A ce jour, huit candidats briguent la tête de l’Unesco, pour un mandat de cinq ans. Parmi les favoris figurent deux candidats de pays arabes, dont le Qatar et l’Egypte, qui sur fonds de crise entre les pays du Golfe pourraient être affaiblis, d’autant qu’ils ne comptent pas parmi les modèles du genre en termes de respect des droits de l’homme.

Selon une source du Quai d’Orsay, citée par le JDD, la candidature d’Audrey Azoulay, « reste très compétitive » d’autant qu’elle serait « très soutenue par le ministre » des Affaires étrangères Jean-Yves Le Drian.

En mars dernier l’annonce de la candidature d’Azoulay avait créé un certain émoi chez les autres pays en lice. « C’est une candidature de dernière minute qui a été imposée par l’Élysée », expliquait en mars dernier au Figaro un diplomate d’un pays européen à Paris qui souhaite garder l’anonymat.

Le siège de l'Unesco à Paris. (Crédit : Wikimedia Commons/Albertus teolog/domaine public)

Le siège de l’Unesco à Paris. (Crédit : Wikimedia Commons/Albertus teolog/domaine public)

« Les pays arabes veulent ce poste, souligne la source du quotidien français.
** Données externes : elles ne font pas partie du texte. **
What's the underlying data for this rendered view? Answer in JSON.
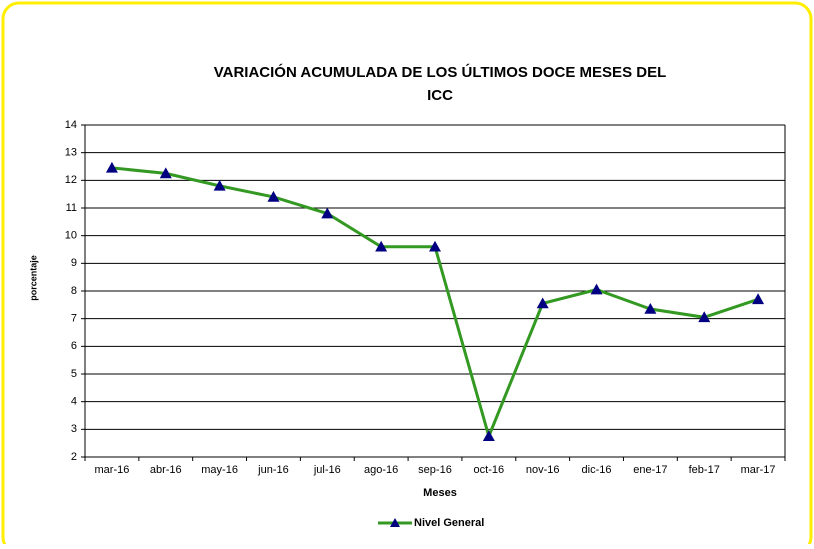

Cette candidature va créer une tempête à l’Unesco. Ils vont l’interpréter comme une invraisemblable provocation », rapportait le Figaro.

« Et ce, alors même que beaucoup de mises en garde ont été faites contre une telle candidature qui va soulever des passions à l’Unesco », ajoutait-il.

Est-ce la judaïté d’Audrey Azoulay, fille du conseiller du roi du Maroc, qui « suscite des réserves » de la part de certains pays arabes, dont quatre (Egypte, Qatar, Irak, Liban) ont également posé une candidature pour diriger cette institution internationale, où les conflits autour de la question de Jérusalem qui font rage régulièrement ?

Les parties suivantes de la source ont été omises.